Artwork

Notre dernier gateau des rois

Notre dernier gateau des rois, by Honoré Daumier, 1872
Notre dernier gateau des rois, by Honoré Daumier, 1872

Notre dernier gateau des rois is a print by the Impressionist artist Honoré Daumier. It dates from 1872 and is held in the collection of the National Gallery of Art.

About this work

Overview

' Printed in black and white on inexpensive paper, the work reflects Daumier’s enduring commitment to political satire through accessible graphic media.

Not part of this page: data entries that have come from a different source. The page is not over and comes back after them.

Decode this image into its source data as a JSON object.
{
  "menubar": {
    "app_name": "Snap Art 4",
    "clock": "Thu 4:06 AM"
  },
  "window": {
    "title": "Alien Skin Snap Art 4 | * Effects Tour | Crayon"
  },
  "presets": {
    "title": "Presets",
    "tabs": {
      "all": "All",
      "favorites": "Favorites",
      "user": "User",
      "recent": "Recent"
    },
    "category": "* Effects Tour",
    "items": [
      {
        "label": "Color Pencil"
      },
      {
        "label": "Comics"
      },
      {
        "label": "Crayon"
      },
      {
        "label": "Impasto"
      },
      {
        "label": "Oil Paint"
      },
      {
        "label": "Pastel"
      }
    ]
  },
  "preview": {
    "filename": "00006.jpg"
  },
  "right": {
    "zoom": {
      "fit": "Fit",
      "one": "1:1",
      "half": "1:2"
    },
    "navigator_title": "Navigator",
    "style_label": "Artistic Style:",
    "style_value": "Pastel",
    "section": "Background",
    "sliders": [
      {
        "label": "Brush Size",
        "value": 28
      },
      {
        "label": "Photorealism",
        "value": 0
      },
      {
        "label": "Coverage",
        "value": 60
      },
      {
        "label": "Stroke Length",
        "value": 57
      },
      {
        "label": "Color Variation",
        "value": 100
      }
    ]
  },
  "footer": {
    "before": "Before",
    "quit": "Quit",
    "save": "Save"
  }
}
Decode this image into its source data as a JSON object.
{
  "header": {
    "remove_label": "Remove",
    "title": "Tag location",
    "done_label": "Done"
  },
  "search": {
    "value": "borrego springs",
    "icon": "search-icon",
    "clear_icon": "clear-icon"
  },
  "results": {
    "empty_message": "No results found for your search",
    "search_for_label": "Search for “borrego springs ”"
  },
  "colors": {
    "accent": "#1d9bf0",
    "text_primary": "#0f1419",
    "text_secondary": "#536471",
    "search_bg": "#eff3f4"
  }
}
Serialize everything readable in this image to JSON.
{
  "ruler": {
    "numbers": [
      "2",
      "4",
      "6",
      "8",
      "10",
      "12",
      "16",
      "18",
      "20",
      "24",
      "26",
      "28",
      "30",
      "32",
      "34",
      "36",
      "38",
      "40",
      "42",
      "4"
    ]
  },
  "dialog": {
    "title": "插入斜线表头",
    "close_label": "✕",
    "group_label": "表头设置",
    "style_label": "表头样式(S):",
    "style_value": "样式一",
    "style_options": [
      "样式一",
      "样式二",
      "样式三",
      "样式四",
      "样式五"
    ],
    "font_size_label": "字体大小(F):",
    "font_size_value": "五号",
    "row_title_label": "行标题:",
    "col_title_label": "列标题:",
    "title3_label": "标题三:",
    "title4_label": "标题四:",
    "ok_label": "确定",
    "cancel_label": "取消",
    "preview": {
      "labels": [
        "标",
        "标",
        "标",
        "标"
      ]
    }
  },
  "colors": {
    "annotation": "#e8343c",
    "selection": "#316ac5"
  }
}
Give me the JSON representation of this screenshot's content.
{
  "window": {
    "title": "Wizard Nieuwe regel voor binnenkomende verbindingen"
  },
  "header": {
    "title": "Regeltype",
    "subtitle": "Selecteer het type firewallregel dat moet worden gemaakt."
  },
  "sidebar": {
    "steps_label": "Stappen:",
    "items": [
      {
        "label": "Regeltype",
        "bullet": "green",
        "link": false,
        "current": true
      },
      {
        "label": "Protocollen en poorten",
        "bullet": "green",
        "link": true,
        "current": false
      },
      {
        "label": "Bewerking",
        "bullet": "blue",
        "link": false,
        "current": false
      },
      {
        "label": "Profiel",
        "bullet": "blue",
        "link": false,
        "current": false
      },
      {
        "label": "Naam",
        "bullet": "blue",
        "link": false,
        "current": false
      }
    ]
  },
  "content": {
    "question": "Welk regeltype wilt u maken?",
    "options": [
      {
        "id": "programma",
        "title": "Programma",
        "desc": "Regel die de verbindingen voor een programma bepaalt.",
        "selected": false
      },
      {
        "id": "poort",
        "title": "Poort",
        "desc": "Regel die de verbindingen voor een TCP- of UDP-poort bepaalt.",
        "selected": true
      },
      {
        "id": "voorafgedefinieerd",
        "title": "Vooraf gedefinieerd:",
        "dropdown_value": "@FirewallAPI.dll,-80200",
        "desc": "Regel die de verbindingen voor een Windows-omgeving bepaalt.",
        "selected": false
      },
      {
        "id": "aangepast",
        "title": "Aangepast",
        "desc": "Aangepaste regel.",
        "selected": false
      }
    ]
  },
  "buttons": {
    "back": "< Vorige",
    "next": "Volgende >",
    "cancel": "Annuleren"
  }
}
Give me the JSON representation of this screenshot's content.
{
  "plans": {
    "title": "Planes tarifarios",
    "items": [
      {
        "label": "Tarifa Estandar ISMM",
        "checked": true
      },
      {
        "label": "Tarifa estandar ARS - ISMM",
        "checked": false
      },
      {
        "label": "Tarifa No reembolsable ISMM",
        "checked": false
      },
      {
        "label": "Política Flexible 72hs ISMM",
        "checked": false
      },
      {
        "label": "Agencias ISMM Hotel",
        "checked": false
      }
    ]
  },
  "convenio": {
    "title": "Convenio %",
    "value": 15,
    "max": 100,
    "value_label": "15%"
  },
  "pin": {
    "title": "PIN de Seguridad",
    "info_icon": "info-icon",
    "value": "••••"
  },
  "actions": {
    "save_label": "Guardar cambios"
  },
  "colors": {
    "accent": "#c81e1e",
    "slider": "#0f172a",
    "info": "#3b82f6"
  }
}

Created in 1872, this gillotype print on newsprint by Honoré Daumier captures a single, surreal object: an elaborate cake with a door labeled 'SEDAN.' Printed in black and white on inexpensive paper, the work reflects Daumier’s enduring commitment to political satire through accessible graphic media. Its stark composition and minimal background focus attention entirely on the symbolic object, characteristic of his late-period style.

Subject & Meaning

The cake, modeled like a monumental structure with a door marked 'SEDAN,' alludes to the fall of Emperor Napoleon III after the Battle of Sedan in 1870. Its ornate appearance mimics royal pomp, while the act of a hand reaching for it suggests the public’s hunger for the remnants of imperial power. The title, referencing a traditional Epiphany cake, ironically frames political collapse as a final, shared indulgence.

Technique & Style

Daumier employed gillotype, a photomechanical process, to reproduce his drawing on newsprint—a low-cost medium suited for mass circulation. His lines are bold and economical, reducing form to essential contours without shading or detail. This stripped-down aesthetic, honed over decades of newspaper illustration, prioritizes immediate legibility and symbolic impact over decorative richness.

History & Provenance

Produced during the early Third Republic, the print emerged as France grappled with the collapse of the Second Empire. Daumier, long associated with republican journals like Le Charivari, used such imagery to critique the lingering cult of monarchy. Though originally published in a periodical, surviving impressions are now held in major museum collections, valued for their historical testimony rather than artistic rarity.

Context

In post-1870 France, political satire thrived as public sentiment turned against imperial nostalgia. Daumier’s work tapped into widespread disillusionment, using familiar cultural symbols—like the king’s cake—to expose the absurdity of clinging to fallen regimes. His prints circulated widely among the urban middle class, functioning as visual commentary in an era before photography dominated news.

Legacy

Daumier’s use of everyday objects as political metaphors influenced later generations of satirical illustrators and cartoonists. While not aligned with Impressionism, his graphic economy and social critique prefigured modern visual journalism. This print endures not for its technical innovation, but as a concise, enduring emblem of how art can distill political rupture into a single, haunting image.

Artist & collection

Portrait of Honoré Daumier

Artist

Honoré Daumier

Honoré-Victorin Daumier was a French painter, sculptor, and printmaker, whose many works offer commentary on the social and political life in France, from the Revolution of 1830 to the fall of the Second French Empire in 1870.

This work is in the public domain (CC0). Image source: National Gallery of Art open access. Spotted an error in this record? Tell us.